ロッガーロボが腕を振ると肉の体を持つ者は、すべて素粒子に分解され瞬く間に再構成された。


「ああこんな顔だったね。体も小さいや。確か6歳くらいだった。」


ロッガーロボは転生前の容姿を見てフムフムと頷いた。


「時間補正をかけます。消失時から3年の経過を確認。肉体年齢を3年加算します。」


子供達の身長が伸び一回り大きくなった。


概念化・再構成にかけた時間は僅か0.369秒。

六花・ノヴァの親子と扶桑達は再構成された事に気付かない。

更に記憶が書き換えられたことでロッガーロボの存在さえ忘れていた。


「さてそろそろ行こうか。じゃあね、もう一人の私達。

お母さん。ママ。
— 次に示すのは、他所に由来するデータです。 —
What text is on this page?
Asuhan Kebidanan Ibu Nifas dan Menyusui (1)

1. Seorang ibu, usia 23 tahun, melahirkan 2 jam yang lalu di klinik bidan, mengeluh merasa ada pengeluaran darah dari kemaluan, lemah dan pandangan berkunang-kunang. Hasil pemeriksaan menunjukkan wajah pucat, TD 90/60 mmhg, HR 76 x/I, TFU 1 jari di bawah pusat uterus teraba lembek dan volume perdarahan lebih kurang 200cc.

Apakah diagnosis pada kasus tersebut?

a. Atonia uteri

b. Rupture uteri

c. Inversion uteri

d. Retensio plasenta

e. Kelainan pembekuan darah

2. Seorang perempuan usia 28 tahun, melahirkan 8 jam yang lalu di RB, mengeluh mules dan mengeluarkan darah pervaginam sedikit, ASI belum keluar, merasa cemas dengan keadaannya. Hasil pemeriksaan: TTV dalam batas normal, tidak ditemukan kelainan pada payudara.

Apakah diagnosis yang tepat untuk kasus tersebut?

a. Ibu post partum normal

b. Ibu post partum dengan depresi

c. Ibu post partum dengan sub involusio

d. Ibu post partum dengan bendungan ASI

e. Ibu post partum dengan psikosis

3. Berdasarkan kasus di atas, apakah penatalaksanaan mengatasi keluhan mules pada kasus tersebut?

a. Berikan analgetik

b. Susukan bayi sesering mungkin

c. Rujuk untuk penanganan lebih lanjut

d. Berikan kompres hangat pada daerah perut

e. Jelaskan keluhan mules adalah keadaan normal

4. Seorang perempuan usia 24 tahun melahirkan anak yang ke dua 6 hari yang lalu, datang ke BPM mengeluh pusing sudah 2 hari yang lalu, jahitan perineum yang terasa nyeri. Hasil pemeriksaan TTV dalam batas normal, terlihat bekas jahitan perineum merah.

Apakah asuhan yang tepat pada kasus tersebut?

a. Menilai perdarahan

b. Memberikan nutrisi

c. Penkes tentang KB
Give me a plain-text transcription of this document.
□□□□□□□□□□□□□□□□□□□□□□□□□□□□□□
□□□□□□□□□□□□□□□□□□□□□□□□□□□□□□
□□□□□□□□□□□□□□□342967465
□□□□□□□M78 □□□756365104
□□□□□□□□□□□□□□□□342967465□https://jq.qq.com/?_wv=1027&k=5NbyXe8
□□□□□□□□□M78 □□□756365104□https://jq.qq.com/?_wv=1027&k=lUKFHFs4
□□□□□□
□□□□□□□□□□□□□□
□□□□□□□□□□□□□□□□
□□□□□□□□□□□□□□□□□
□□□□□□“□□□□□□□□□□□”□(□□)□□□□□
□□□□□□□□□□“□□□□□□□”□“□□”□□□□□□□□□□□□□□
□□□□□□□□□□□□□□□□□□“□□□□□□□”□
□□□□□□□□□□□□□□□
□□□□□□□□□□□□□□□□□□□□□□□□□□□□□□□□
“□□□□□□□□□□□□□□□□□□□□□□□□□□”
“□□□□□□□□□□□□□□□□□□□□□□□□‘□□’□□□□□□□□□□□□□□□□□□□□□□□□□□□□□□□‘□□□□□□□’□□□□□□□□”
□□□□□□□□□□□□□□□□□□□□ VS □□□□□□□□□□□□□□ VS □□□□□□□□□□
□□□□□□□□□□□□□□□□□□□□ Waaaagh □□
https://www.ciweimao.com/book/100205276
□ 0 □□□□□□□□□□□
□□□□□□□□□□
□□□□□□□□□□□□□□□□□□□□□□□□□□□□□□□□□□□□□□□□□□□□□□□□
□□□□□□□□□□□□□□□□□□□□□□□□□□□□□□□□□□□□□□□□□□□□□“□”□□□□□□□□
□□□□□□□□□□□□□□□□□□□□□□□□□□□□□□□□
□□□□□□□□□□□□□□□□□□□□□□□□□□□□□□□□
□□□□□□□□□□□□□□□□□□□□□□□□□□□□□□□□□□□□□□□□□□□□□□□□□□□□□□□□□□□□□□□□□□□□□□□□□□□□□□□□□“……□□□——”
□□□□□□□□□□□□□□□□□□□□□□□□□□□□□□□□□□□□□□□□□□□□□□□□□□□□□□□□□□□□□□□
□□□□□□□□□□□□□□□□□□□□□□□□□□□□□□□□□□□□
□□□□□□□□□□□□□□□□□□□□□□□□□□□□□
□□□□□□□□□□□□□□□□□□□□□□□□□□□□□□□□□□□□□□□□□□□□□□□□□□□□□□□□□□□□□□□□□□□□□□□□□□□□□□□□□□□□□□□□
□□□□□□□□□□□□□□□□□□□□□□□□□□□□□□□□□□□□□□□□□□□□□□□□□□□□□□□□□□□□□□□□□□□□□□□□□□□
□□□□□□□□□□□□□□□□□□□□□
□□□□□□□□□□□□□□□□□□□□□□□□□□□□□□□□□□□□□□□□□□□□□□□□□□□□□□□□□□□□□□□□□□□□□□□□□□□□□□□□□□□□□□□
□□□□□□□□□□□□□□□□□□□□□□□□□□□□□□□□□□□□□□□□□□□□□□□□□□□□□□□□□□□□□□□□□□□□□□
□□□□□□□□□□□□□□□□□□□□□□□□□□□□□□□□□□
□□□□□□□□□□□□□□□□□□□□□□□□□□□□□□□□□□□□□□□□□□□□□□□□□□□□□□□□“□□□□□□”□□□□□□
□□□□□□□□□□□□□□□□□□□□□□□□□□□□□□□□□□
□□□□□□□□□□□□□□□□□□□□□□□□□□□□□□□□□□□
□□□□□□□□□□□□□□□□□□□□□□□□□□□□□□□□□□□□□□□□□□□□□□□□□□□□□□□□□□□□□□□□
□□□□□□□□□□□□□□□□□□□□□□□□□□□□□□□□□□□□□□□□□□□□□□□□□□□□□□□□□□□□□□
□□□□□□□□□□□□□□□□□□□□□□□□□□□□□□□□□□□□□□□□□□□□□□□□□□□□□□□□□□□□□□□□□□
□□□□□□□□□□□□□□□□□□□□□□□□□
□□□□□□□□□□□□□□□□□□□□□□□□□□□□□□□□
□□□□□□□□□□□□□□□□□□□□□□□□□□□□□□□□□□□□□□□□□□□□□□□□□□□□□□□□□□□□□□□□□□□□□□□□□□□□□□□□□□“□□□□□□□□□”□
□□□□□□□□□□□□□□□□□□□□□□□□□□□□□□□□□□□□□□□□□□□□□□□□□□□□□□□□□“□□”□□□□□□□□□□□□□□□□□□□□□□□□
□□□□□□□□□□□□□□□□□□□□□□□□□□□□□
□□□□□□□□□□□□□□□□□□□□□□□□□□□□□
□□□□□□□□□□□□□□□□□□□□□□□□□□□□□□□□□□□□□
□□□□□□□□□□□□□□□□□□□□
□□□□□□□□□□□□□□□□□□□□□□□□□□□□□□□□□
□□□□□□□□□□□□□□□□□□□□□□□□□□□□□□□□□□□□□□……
行ってきます」」


誰にも気づかれることなく、ロッガーロボは衛星軌道に跳んだ。


宇宙から見る異世界地球は現実地球と変わりがない。

緑なす大地と青い海、白い雲が絶妙な色合いを魅せる。

ロッガーロボはその光景を目に焼き付けた。


転移をせずに通常空間を突き進み3日で宇宙の中心に辿り着く。

その間の宇宙の詳細情報をアルジーが熱心に収集していた。


中心点は現実地球の宇宙と違い、銀河と同程度の大きさのブラックホールが空間を捻じ曲げ鎮座している。
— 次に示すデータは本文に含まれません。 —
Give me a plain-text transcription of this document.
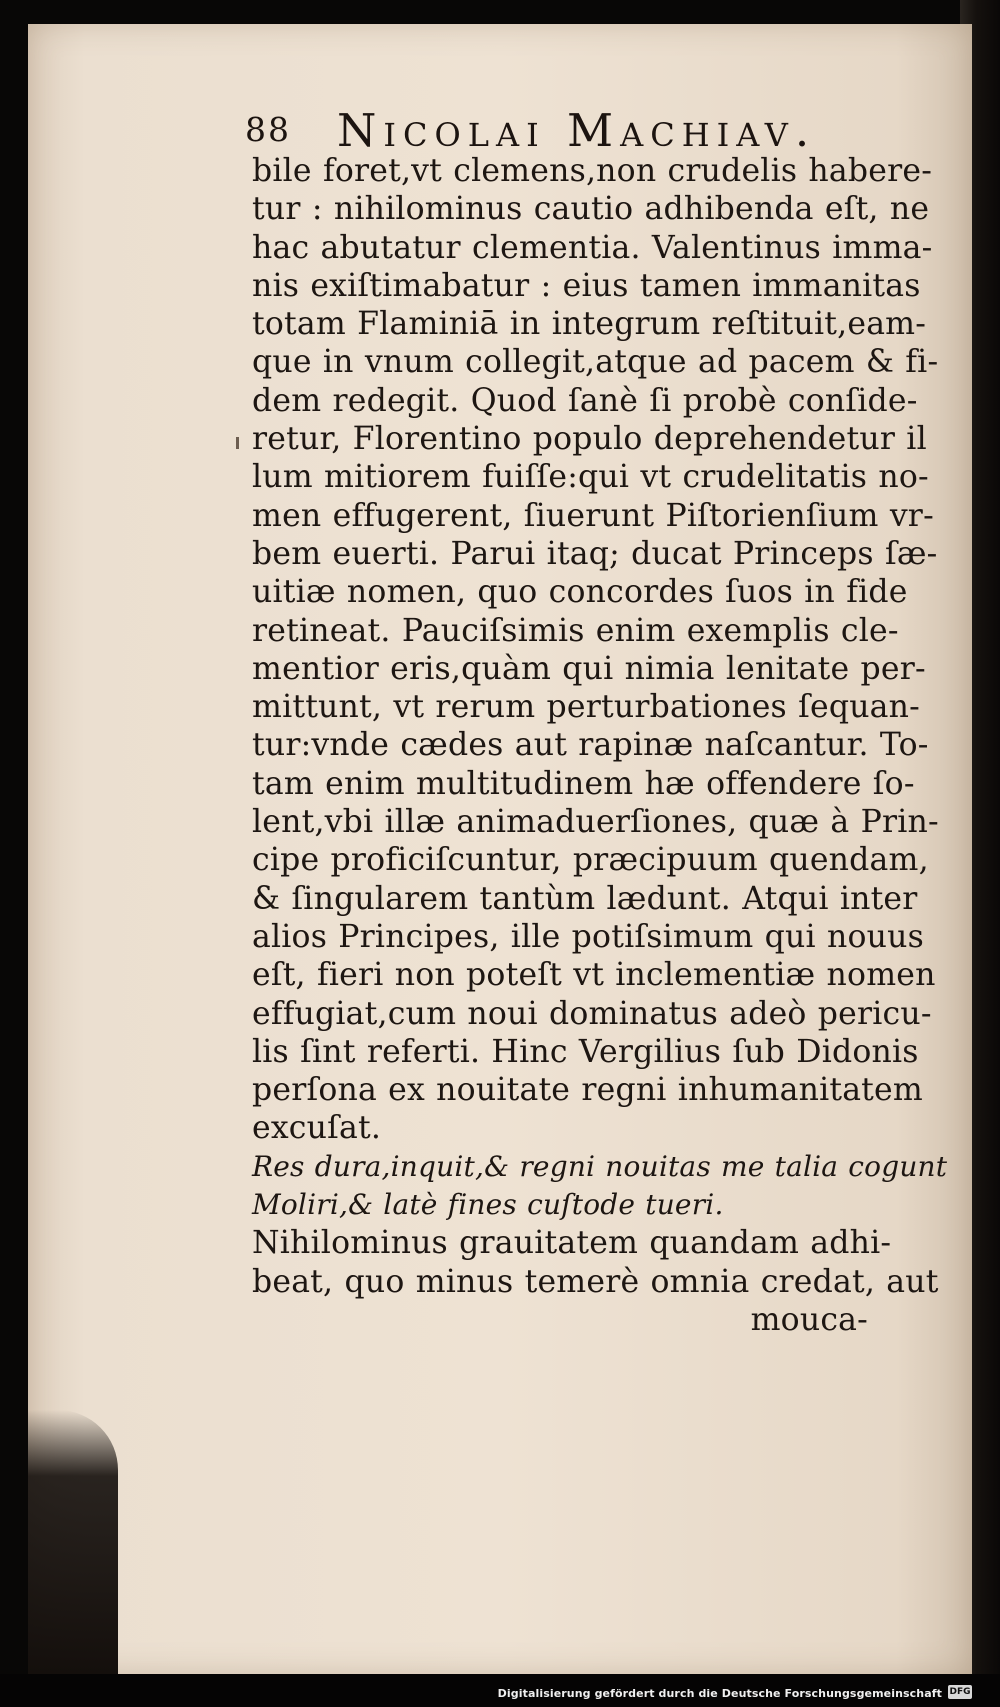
88 Nicolai Machiav.
bile foret,vt clemens,non crudelis habere-
tur : nihilominus cautio adhibenda eſt, ne
hac abutatur clementia. Valentinus imma-
nis exiſtimabatur : eius tamen immanitas
totam Flaminiā in integrum reſtituit,eam-
que in vnum collegit,atque ad pacem & fi-
dem redegit. Quod ſanè ſi probè conſide-
retur, Florentino populo deprehendetur il
lum mitiorem fuiſſe:qui vt crudelitatis no-
men effugerent, ſiuerunt Piſtorienſium vr-
bem euerti. Parui itaq; ducat Princeps ſæ-
uitiæ nomen, quo concordes ſuos in fide
retineat. Pauciſsimis enim exemplis cle-
mentior eris,quàm qui nimia lenitate per-
mittunt, vt rerum perturbationes ſequan-
tur:vnde cædes aut rapinæ naſcantur. To-
tam enim multitudinem hæ offendere ſo-
lent,vbi illæ animaduerſiones, quæ à Prin-
cipe proficiſcuntur, præcipuum quendam,
& ſingularem tantùm lædunt. Atqui inter
alios Principes, ille potiſsimum qui nouus
eſt, fieri non poteſt vt inclementiæ nomen
effugiat,cum noui dominatus adeò pericu-
lis ſint referti. Hinc Vergilius ſub Didonis
perſona ex nouitate regni inhumanitatem
excuſat.
Res dura,inquit,& regni nouitas me talia cogunt
Moliri,& latè fines cuſtode tueri.
Nihilominus grauitatem quandam adhi-
beat, quo minus temerè omnia credat, aut
mouca-
Digitalisierung gefördert durch die Deutsche Forschungsgemeinschaft DFG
超光速高圧のガスを吐き出し、光速を超える速度で回転していた。


「中にアザトースの神格を僅かに感じます。」


ヨグ=ソトースからの報告を受けると、ガス噴出を押しのけ内部に侵入を果たした。


「星が見えない。真っ暗な空間。何もない空間。」


「亜空間と次元を走査しましたが半径500億光年に星はありません。

推測になりますがこの空間は無限大の広がりを持っています。


更に空間に素粒子が検出できません。

真の真空状態の可能性が99.9999999%です。

ここは静寂と無と孤独な世界です。」


「でもさ、みんなと一緒だからさ、お父さんよりマシだと思うよ。」


絶望的な数値の報告にロッガーロボの気が滅入るが直ぐに立ち直った。


「六花!あっちからアザトースの歌が聞こえる!」


ウボ=サスラが突然叫んだ。


「とても小さな小さな歌声。私が案内する。」


ウボ=サスラが差し示す方向に全速力で5日進み、素粒子レベルのアザトースの欠片を見つける。

回収したアザトースの欠片は旧知の神と出会いとても喜び笑い声を上げていた。


「やっとひとつ回収っと。さて何年かかるやら。」


ロッガーロボは無限に広がる漆黒の空間を見つめ溜息をついた。